Quantitative Assessment of Limb Stability from Handwriting Images
ZhiFei He, Lu-Chuan Zeng, Ruijiang Xie, Keyi Li, Hai Lin Su, Jie Lei, Li Lan, Linglin Xia, Deyu Lin · 2021
Limb stability refers to the ability of limbs to maintain posture during physical movements. Observing limb movements and quantizing limb stability is crucial for tremor detection. In this paper, we propose a quantitative metric to quantify tremor of limbs. We applied the Otsu threshold segmentation method to quantify features of handwriting images that were digitized and identified. Then we employed the eight-connected components to quantify the deviation degree, obtained two parameters that can quantitatively evaluate the patient's left and right hand's stability.
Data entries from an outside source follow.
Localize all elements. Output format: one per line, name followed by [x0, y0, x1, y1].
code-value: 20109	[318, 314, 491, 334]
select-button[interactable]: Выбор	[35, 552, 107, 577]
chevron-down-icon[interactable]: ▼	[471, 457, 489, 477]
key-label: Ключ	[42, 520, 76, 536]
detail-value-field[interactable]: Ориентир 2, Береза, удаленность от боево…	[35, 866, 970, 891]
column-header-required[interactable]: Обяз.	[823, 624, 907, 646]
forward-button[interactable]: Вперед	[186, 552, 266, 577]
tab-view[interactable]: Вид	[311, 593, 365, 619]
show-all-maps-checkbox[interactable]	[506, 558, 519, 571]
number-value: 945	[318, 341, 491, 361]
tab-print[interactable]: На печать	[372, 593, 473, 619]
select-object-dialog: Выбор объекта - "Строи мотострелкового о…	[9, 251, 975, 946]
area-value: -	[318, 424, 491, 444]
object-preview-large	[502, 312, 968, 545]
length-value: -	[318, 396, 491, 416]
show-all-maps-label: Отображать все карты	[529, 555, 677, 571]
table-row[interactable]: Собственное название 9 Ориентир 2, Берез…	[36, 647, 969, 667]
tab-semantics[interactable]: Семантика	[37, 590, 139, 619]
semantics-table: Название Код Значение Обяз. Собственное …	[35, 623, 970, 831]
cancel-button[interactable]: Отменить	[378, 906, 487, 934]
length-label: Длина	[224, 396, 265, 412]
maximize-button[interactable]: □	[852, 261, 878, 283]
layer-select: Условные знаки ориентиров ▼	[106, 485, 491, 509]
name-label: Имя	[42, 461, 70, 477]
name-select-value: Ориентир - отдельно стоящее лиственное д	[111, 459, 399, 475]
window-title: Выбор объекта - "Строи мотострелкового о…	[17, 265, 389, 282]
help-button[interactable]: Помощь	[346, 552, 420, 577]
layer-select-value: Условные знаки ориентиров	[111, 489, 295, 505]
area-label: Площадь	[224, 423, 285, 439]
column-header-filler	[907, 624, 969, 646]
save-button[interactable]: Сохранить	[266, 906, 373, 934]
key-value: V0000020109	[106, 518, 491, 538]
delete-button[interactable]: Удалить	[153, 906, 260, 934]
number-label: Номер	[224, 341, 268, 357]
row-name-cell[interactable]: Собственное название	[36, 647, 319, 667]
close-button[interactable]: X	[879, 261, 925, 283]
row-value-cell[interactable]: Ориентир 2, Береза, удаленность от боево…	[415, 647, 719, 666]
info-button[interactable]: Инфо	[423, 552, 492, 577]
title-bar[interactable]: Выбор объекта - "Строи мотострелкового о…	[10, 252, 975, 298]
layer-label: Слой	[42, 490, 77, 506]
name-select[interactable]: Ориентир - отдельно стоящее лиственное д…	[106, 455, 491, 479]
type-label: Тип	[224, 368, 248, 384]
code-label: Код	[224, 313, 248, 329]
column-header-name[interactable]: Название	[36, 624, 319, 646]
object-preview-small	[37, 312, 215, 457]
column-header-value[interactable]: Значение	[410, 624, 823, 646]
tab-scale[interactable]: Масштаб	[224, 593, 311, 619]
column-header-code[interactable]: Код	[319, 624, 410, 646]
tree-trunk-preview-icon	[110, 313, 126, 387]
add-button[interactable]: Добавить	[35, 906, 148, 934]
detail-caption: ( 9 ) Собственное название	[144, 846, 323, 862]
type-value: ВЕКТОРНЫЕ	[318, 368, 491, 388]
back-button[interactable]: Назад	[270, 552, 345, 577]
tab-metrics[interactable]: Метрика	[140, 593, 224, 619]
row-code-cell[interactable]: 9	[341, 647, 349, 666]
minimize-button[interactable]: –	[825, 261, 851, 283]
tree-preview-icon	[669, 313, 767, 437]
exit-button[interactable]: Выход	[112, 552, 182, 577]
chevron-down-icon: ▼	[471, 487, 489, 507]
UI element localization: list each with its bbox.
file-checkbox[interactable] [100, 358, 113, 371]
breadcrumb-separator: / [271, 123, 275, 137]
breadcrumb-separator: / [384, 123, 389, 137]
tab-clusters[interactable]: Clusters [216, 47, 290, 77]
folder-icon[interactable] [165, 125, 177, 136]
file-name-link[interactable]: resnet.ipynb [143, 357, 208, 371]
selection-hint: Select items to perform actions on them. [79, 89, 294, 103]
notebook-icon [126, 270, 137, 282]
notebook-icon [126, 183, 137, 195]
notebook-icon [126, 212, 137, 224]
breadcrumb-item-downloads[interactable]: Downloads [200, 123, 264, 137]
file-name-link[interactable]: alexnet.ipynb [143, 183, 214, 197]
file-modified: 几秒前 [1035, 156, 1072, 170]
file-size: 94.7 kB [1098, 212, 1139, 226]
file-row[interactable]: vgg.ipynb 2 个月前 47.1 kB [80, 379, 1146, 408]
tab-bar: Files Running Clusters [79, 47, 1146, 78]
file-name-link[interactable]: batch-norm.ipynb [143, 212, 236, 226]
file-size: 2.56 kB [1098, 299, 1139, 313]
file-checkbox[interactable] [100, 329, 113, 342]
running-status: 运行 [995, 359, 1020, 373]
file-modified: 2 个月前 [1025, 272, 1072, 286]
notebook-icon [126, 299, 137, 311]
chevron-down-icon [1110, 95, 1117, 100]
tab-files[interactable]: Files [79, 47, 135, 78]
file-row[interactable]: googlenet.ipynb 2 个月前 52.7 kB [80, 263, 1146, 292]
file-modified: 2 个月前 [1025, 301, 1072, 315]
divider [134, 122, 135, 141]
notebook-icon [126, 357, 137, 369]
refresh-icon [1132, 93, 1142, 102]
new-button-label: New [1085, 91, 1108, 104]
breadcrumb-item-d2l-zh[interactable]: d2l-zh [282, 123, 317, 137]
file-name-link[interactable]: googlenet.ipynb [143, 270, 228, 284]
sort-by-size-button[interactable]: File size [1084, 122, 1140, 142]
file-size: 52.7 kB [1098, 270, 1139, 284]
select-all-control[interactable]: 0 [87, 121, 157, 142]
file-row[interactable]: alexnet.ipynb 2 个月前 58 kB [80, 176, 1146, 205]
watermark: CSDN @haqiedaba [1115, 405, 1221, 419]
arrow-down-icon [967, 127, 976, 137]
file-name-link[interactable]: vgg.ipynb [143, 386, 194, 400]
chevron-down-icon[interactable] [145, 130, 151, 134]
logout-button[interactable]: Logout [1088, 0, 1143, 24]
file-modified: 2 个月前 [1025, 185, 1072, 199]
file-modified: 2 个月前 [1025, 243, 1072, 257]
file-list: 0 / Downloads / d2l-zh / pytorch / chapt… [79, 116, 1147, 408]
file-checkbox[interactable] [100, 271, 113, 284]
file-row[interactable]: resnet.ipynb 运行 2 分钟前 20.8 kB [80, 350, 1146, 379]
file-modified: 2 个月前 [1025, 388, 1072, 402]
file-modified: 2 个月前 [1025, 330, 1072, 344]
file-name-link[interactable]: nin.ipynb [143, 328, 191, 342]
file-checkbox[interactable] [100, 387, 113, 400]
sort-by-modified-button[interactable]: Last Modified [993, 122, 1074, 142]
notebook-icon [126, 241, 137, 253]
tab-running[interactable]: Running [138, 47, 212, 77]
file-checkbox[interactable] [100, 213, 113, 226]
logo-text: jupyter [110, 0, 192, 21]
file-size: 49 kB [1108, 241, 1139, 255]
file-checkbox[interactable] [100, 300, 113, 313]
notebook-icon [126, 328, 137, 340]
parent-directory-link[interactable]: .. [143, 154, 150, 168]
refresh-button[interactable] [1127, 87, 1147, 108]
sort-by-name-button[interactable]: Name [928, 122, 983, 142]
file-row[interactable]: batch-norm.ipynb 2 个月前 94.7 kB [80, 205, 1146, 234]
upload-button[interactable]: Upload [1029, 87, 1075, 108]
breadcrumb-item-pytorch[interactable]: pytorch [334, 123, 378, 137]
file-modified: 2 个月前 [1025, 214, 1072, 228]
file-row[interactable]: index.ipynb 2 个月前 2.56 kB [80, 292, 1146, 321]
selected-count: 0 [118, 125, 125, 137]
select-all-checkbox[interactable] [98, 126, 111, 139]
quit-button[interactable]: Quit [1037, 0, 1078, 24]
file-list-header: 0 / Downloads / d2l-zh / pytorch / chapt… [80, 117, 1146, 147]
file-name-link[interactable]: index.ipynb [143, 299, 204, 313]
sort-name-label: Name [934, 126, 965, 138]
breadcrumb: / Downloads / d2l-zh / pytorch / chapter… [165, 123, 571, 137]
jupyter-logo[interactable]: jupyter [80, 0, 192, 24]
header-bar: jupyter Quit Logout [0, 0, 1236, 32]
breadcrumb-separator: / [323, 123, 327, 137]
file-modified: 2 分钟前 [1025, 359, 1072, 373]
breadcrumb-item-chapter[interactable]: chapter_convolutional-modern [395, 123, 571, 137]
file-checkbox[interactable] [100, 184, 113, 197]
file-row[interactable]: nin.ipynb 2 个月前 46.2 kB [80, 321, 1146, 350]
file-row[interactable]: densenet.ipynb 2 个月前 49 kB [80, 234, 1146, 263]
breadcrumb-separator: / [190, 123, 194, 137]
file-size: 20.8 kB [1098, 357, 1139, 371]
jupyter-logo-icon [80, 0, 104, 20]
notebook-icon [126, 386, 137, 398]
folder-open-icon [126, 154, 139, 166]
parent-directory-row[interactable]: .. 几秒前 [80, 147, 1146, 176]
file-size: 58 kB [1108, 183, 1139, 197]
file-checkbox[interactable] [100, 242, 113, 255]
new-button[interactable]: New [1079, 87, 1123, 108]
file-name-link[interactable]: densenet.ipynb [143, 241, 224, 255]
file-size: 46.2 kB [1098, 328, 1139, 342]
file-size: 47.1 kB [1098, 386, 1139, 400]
Further we studied the correlation between the patient's living habits and limb stability to predict latent tremor. The tremor pre-diagnosis based on the C4.5 algorithm reached a classification accuracy of 97.10%. Experimental results demonstrated that the parameters obtained by our method reach higher accuracy and reliability when quantitatively evaluating the stability of limbs. This method is beneficial for tremor detection of the patient's handwriting. Further research includes efforts on creating metrics that can be assessed in absolute scales, using a broader set of samples, and integrate the metrics into clinical practice for tremor diagnosis.